Connecting a backup network

To use IBM® Cloud Sync to back up DNS data, connect a backup network from IBM NS1 Connect® to an Amazon Simple Storage Service (S3) bucket.

Before you begin

Make sure that you have:
  • A Cloud Sync subscription
  • An Amazon Web Services (AWS) account with permissions to create policies and roles
  • Amazon S3 as your storage service
  • An Amazon S3 bucket with a unique name

About this task

Configuring a backup network is a multistep process that you complete in NS1 Connect and in AWS. If you need help on using AWS, refer to its help documentation.

Connect to an external network through which NS1 Connect backs up DNS data. Enter the account ID and the unique name of the Amazon S3 bucket.

Enable cross-account access to allow NS1 Connect to perform DNS actions in your AWS account. To do so, you create an identity access management (IAM) policy and role for the NS1 Connect account for Cloud Sync services. This helps ensure that NS1 Connect can perform certain actions on certain objects through a trusted role in the NS1 Connect account. NS1 Connect validates that the AWS account ID that you provide is for an account that you control. NS1 Connect can then verify that it can perform certain actions in your AWS account.

If you can't validate the network connection when you initially connect a network, you can validate it later. Only when the network connection is validated can Cloud Sync back up data from NS1 Connect to Amazon S3.
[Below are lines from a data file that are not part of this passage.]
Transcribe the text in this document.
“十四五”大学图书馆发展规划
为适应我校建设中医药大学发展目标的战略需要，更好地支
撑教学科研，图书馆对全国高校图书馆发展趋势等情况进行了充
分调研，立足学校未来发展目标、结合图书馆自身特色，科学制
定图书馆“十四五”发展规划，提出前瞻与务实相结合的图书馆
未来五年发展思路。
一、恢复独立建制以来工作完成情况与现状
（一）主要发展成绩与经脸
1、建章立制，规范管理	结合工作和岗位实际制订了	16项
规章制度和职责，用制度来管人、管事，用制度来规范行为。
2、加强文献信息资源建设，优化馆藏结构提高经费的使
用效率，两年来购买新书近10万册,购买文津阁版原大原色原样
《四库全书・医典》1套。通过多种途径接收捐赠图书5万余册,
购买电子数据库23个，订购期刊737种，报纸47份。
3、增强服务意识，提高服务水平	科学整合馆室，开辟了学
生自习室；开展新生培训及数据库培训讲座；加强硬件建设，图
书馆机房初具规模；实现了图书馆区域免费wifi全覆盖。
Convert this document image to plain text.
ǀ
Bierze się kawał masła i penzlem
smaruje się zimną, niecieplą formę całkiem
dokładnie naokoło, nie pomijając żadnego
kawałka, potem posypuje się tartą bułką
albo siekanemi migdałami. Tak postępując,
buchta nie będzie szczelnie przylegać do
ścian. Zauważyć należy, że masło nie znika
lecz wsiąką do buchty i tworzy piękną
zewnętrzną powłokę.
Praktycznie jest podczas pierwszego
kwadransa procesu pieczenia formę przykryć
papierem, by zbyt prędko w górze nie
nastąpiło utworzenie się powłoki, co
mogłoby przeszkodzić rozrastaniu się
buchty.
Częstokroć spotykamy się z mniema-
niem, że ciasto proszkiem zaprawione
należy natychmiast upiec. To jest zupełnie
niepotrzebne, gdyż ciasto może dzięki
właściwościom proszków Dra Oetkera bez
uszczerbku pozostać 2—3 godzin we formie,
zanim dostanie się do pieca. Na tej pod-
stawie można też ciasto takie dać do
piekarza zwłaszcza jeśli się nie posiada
Connecting a backup network is a one-time setup for each Amazon S3 bucket.

Procedure

  1. Click DNS > Network.
    The Networks page opens.
  2. In Outbound networks, click Connect network.
    The Connect an external network page opens.
  3. In 1. Select an external DNS service, select the Amazon Simple Storage Service (Amazon S3) checkbox.
  4. Click Next.
    The 2. Configure the connection page opens.
  5. In Backup network name, enter a unique name for the AWS backup network.
    This name is included in the list of networks in NS1 Connect for each zone that is managed through this network.
  6. In AWS account ID, enter your account ID to establish a connection between AWS and NS1 Connect.
  7. In Bucket name, enter the name of the Amazon S3 bucket to store backups.
    The bucket you use:
    • Must exist
    • Have a unique name
    • Have Bucket Versioning enabled
  8. Click Next.
    The 3. Prepare policy page opens.
  9. For Are you using AWS organization?, select Yes or No to indicate whether you use AWS organization services. If you select No, skip to step 11
  10. If you select Yes that you use AWS organization services, you might have AWS service control policies in place. Review the policies to make sure that the actions that NS1 Connect must perform aren't denied.
    1. Navigate to AWS service control policies: In AWS Organizations, open Policies to locate your existing service control policies in your AWS account. If you don’t have any policies that are configured, skip to step 11
    2. Review AWS service control policies: If you have service control policies that are configured for your organization, review them to see whether any of the following actions are denied. If any of the actions are denied, proceed to substep c, Edit conditions for policies denying required actions. If none of the actions are denied, skip to step 11

      Actions:

      • s3:PutObject
      • s3:DeleteObject
      • s3:ListBucketVersions
      • s3:GetObjectVersion
      • s3:ListBucket
      • s3:GetObject
    3. Edit conditions for policies denying required actions: Copy the conditions from NS1 Connect and paste into the Conditions block for each policy that denies any of the s3 actions.
  11. In AWS, create an IAM role:
    1. Open the IAM console in AWS.
    2. Choose Roles, then click Create role.
    3. For the Trusted entity type choose Custom trust policy, then copy and paste the trust policy code.
    4. Click Next button to skip adding permissions for now. An inline policy will be added after creation. It's important that the policy is inline and not managed to validate account ownership and role configuration.
    5. Copy and paste the NS1-CloudSync-BackupRestore role name.
    6. Click Create role to finish.
  12. Add permissions to the new role. After you create the role, the summary page opens. Or, you can access the summary by choosing Roles in the IAM console, then search for the role by name.
    1. In the Permissions tab, click Add permissions, then choose Create inline policy.
    2. In the Policy Editor, copy and paste the JSON policy code from NS1 Connect.
  13. In NS1 Connect, click Validate connection to verify that you have configured the trust relationship, policy, and role correctly and that you are the authenticated owner of the AWS account.
  14. Click Next.
    The Summary page opens and displays the status of the validation, indicating whether it was validated.
  15. Click Done.

What to do next

If the connection was validated successfully, publish zones to the network to start backing up the DNS data. Every time a DNS change is made in NS1 Connect, Cloud Sync backs up the changes to Amazon S3.

If the Connection validated section of the Summary page showed an error, you must validate the connection. Otherwise, the DNS data isn't backed up to Amazon S3 even if you publish a zone to this network in NS1 Connect.

If you have other networks through which you want to back up data to AmazonS3, repeat the preceding steps for each network.